The aim of this study was to systematically review the scientific evidence related to the physiotherapy interventions in neurorehabilitation that utilize virtual reality (VR) for balance training and risk of falls in people with multiple sclerosis (MS). A search was conducted in Medline (PubMed), PEDro, and Google Scholar to identify all the relevant studies. Clinical trials assessing the effects of VR in people with MS were included. Risk of bias was evaluated using the Cochrane Risk of Bias Tool and PEDro scale. Qualitative analysis was performed according to the GRADE. In total, 16 studies (n = 663) were included. The meta-analysis showed statistically significant differences for the VR intervention in comparison with conventional treatment for balance, with a moderate clinical effect in eight studies (SMD: 0.63; 95% CI 0.34-0.92; < 0.05). In addition, the meta-analysis showed statistically significant differences for the VR intervention in comparison with conventional treatment for risk of falls, with a small clinical effect in six studies (SMD: -0.55; 95% CI -1.07-0.04; < 0.05). VR-based treatments are more effective than non-intervention in improving balance and fall risk in people with MS, with a very low certainty of evidence. In addition, they also show to be more effective than conventional rehabilitation, with a very low certainty of evidence.

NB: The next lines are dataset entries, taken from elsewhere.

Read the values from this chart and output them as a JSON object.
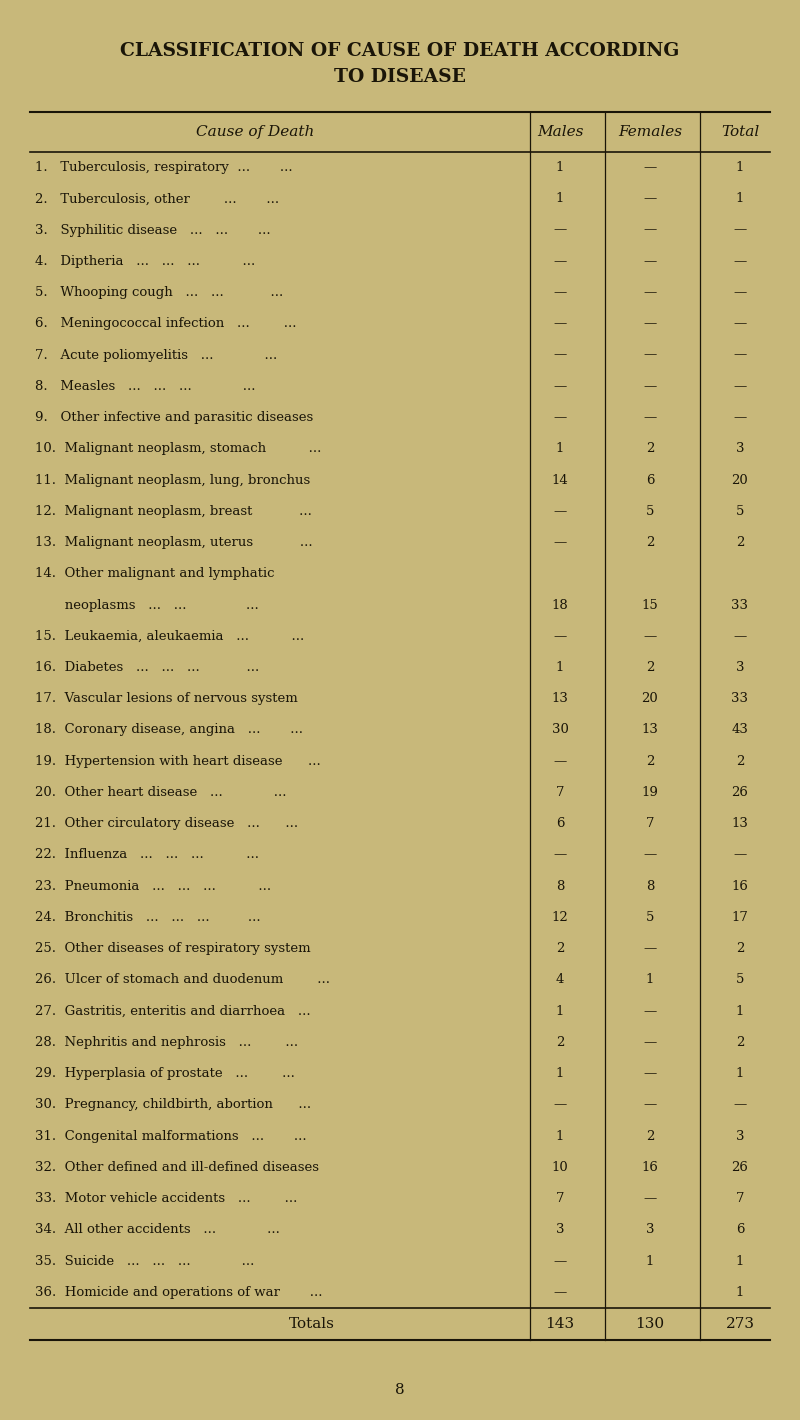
{
  "title_line1": "CLASSIFICATION OF CAUSE OF DEATH ACCORDING",
  "title_line2": "TO DISEASE",
  "background_color": "#c8b87a",
  "text_color": "#1a1508",
  "header": [
    "Cause of Death",
    "Males",
    "Females",
    "Total"
  ],
  "rows": [
    [
      "1.   Tuberculosis, respiratory  ...       ...",
      "1",
      "—",
      "1"
    ],
    [
      "2.   Tuberculosis, other        ...       ...",
      "1",
      "—",
      "1"
    ],
    [
      "3.   Syphilitic disease   ...   ...       ...",
      "—",
      "—",
      "—"
    ],
    [
      "4.   Diptheria   ...   ...   ...          ...",
      "—",
      "—",
      "—"
    ],
    [
      "5.   Whooping cough   ...   ...           ...",
      "—",
      "—",
      "—"
    ],
    [
      "6.   Meningococcal infection   ...        ...",
      "—",
      "—",
      "—"
    ],
    [
      "7.   Acute poliomyelitis   ...            ...",
      "—",
      "—",
      "—"
    ],
    [
      "8.   Measles   ...   ...   ...            ...",
      "—",
      "—",
      "—"
    ],
    [
      "9.   Other infective and parasitic diseases",
      "—",
      "—",
      "—"
    ],
    [
      "10.  Malignant neoplasm, stomach          ...",
      "1",
      "2",
      "3"
    ],
    [
      "11.  Malignant neoplasm, lung, bronchus",
      "14",
      "6",
      "20"
    ],
    [
      "12.  Malignant neoplasm, breast           ...",
      "—",
      "5",
      "5"
    ],
    [
      "13.  Malignant neoplasm, uterus           ...",
      "—",
      "2",
      "2"
    ],
    [
      "14.  Other malignant and lymphatic",
      "18",
      "15",
      "33"
    ],
    [
      "       neoplasms   ...   ...              ...",
      "",
      "",
      ""
    ],
    [
      "15.  Leukaemia, aleukaemia   ...          ...",
      "—",
      "—",
      "—"
    ],
    [
      "16.  Diabetes   ...   ...   ...           ...",
      "1",
      "2",
      "3"
    ],
    [
      "17.  Vascular lesions of nervous system",
      "13",
      "20",
      "33"
    ],
    [
      "18.  Coronary disease, angina   ...       ...",
      "30",
      "13",
      "43"
    ],
    [
      "19.  Hypertension with heart disease      ...",
      "—",
      "2",
      "2"
    ],
    [
      "20.  Other heart disease   ...            ...",
      "7",
      "19",
      "26"
    ],
    [
      "21.  Other circulatory disease   ...      ...",
      "6",
      "7",
      "13"
    ],
    [
      "22.  Influenza   ...   ...   ...          ...",
      "—",
      "—",
      "—"
    ],
    [
      "23.  Pneumonia   ...   ...   ...          ...",
      "8",
      "8",
      "16"
    ],
    [
      "24.  Bronchitis   ...   ...   ...         ...",
      "12",
      "5",
      "17"
    ],
    [
      "25.  Other diseases of respiratory system",
      "2",
      "—",
      "2"
    ],
    [
      "26.  Ulcer of stomach and duodenum        ...",
      "4",
      "1",
      "5"
    ],
    [
      "27.  Gastritis, enteritis and diarrhoea   ...",
      "1",
      "—",
      "1"
    ],
    [
      "28.  Nephritis and nephrosis   ...        ...",
      "2",
      "—",
      "2"
    ],
    [
      "29.  Hyperplasia of prostate   ...        ...",
      "1",
      "—",
      "1"
    ],
    [
      "30.  Pregnancy, childbirth, abortion      ...",
      "—",
      "—",
      "—"
    ],
    [
      "31.  Congenital malformations   ...       ...",
      "1",
      "2",
      "3"
    ],
    [
      "32.  Other defined and ill-defined diseases",
      "10",
      "16",
      "26"
    ],
    [
      "33.  Motor vehicle accidents   ...        ...",
      "7",
      "—",
      "7"
    ],
    [
      "34.  All other accidents   ...            ...",
      "3",
      "3",
      "6"
    ],
    [
      "35.  Suicide   ...   ...   ...            ...",
      "—",
      "1",
      "1"
    ],
    [
      "36.  Homicide and operations of war       ...",
      "—",
      " ",
      "1"
    ]
  ],
  "row14_continuation": true,
  "totals": [
    "Totals",
    "143",
    "130",
    "273"
  ],
  "page_number": "8"
}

本研究旨在系统回顾与利用虚拟现实(VR)进行平衡训练和降低多发性硬化症(MS)患者跌倒风险的物理治疗干预相关的科学证据。在 Medline(PubMed)、PEDro 和 Google Scholar 中进行了检索,以确定所有相关研究。纳入评估 VR 对 MS 患者影响的临床试验。使用 Cochrane 偏倚风险工具和 PEDro 量表评估偏倚风险。根据 GRADE 进行定性分析。共纳入 16 项研究(n = 663)。Meta 分析显示,与传统治疗相比,VR 干预在平衡方面具有统计学显著差异,其中八项研究具有中度临床效果(SMD:0.63;95%CI 0.34-0.92;<0.05)。此外,与传统治疗相比,VR 干预在降低跌倒风险方面具有统计学显著差异,其中六项研究具有小的临床效果(SMD:-0.55;95%CI -1.07-0.04;<0.05)。基于 VR 的治疗方法在改善 MS 患者的平衡和跌倒风险方面比非干预更有效,证据确定性非常低。此外,它们也比常规康复更有效,证据确定性非常低。